Nachdem sich der Kirchenkreis ein neues "Corporate Design" gegeben hat, erteilt die Kirchenkreissynode dem Kreissynodalvorstand den Auftrag, eine Kirchenkreiskonzeption zu erarbeiten. Bei einer Fahrt des Pfarrkonventes nach Amsterdam werden Gemeinden besucht, die "gastvrij" arbeiten. Daraus entsteht der Wunsch nach dem Leitmotiv "Gastfreundschaft" für die Kirchenkreiskonzeption.

  • Der Kreisynodalvorstand beauftragt eine sechsköpfige Steuerungsgruppe unter dem Vorsitz der Superintendentin mit VertreterInnen aus kreiskirchlichen Diensten, Gemeinden, Öffentlichkeitsarbeit und Verwaltung mit einer Textvorlage.
  • Der Text wird der Kreissynode zur Beratung vorgelegt, ein externer Berater nimmt während der Beratung dazu Stellung. Die Synode gibt Änderungswünsche an die Steuerungsgruppe weiter.
  • Das Bild "Emmaus" wird bei einer Künstlerin aus der Region samt Nutzungsrechten erworben und im Haus der Kirche gut sichtbar aufgehängt. Es wird bei allen Publikationen verwendet.
  • Bei der nächsten Synode gibt es einen bereits grafisch gestalteten Entwurf, der mit geringfügigen Änderungen beschlossen wird. Dazu wird bestimmt, dass die Umsetzung ein lebendiger Prozess sein soll, der von einer neuen Steuerungsgruppe, die Aktionen und Handreichungen vorbereitet und zugänglich macht, begleitet wird.

 

Materialien

Die Konzeptionsbroschüre, bisher zwei Flyer.

 

Kosten

  • Die Kosten für das Auftaktfest lagen bei ca. 7000 Euro,
  • die Druckkosten bisher bei ca. 3000 Euro.

Realization

Der Prozess der Umsetzung der Konzeption beginnt mit einem Auftaktfest der haupt- und ehrenamtlichen Mitarbeitenden, das v.a. Impulse zur Umsetzung geben sollte. Dabei war es wichtig, die Mitarbeiterinnen und Mitarbeiter zu motivieren, in allem ihren Engagement eine Haltung der Neugier und Offenheit einzunehmen.
Die Steuerungsgruppe entwickelt eine "Checkliste Gastfreundschaft", die allen Gemeinden  eine Hilfe bei der Überprüfung der Gastfreundlichkeit ihrer Angebote sein soll. Leitfrage dabei ist die bei Gästen ausgelöste Wahrnehmung kirchlichen Lebens. Beispielsweise soll überprüft werden, ob Kirche, Gemeindehaus, Gottesdienst oder auch der Internetauftritt einen einladenden Eindruck machen. Die gastliche Gestaltung der Räume spielt darin ebenso eine Rolle wie die Möglichkeiten zur Teilnahme an der Liturgie (Können auch Menschen, die zum ersten Mal einen Gottesdienst besuchen, an der Liturgie aktiv teilnehmen?) oder die telefonische  Erreichbarkeit eines Gemeindebüros. Einige weitere Beispiele aus der Checkliste werden im Folgenden genannt, das gesamte Dokument finden Sie im Downloadbereich.

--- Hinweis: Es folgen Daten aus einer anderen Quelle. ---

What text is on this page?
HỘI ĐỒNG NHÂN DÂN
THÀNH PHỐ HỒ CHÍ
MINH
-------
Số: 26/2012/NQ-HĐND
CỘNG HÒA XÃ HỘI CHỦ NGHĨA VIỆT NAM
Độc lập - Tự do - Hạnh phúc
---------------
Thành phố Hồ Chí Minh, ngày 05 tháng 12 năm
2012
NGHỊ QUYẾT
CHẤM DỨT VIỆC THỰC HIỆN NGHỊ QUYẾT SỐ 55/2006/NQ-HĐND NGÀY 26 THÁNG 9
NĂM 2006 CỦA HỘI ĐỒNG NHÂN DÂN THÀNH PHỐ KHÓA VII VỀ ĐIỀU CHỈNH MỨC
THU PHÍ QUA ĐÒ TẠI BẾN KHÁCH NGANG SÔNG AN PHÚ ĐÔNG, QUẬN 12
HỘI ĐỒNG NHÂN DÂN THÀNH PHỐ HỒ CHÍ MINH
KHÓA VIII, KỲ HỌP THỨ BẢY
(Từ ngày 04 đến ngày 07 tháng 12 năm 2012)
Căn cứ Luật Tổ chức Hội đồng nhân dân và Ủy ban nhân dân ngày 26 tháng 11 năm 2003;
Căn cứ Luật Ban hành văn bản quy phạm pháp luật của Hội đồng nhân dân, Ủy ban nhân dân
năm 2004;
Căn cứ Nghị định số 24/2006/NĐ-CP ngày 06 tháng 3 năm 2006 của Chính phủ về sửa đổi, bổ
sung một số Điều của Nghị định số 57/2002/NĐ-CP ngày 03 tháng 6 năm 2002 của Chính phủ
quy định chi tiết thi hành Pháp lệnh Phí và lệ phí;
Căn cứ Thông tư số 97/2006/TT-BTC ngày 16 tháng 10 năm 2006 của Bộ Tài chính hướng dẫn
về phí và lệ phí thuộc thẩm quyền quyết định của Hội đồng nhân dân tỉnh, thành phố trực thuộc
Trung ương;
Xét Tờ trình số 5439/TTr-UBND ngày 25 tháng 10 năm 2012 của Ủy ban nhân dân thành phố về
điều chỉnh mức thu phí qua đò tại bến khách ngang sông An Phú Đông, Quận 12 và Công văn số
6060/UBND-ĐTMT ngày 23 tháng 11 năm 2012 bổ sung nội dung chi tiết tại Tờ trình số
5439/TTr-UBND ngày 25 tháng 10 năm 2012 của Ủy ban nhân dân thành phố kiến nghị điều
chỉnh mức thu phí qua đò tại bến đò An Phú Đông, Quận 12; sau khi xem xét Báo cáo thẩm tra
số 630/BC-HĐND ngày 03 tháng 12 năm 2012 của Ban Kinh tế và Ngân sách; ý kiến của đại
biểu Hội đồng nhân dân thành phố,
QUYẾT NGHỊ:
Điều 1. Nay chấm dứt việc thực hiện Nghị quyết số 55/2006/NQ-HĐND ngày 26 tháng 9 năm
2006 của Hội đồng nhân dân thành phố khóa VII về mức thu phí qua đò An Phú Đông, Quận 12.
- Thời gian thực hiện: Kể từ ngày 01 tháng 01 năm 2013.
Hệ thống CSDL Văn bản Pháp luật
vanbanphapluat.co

  • Kirche: Was ist der erste Eindruck, wenn ich die Kirche betrete?
  • Gottesdienste: Werden die Besucher am Eingang  begrüßt?
  • Gemeindehaus: Woran merke ich, dass ich in einem evangelischen Gemeindehaus bin?
  • Gruppen / Kreise: Auf welchen Wegen können Fremde von Gruppenangeboten erfahren?
  • Gemeindebüro: Ist das Gemeindebüro gut zu finden und erreichbar?
  • Schaukasten: Worin besteht das Einladende des Schaukastens?
  • Internet: Wer kümmert sich wann um die Pflege?
  • Neu Hinzugegezogene: Gibt es Begrüßungsbesuche?
  • Andere Akteure vor Ort: Mit welchen Akteuren vor Ort (Religionsgemeinschaften, Vereine, Unternehmen etc.) hat die Gemeinde Kontakt?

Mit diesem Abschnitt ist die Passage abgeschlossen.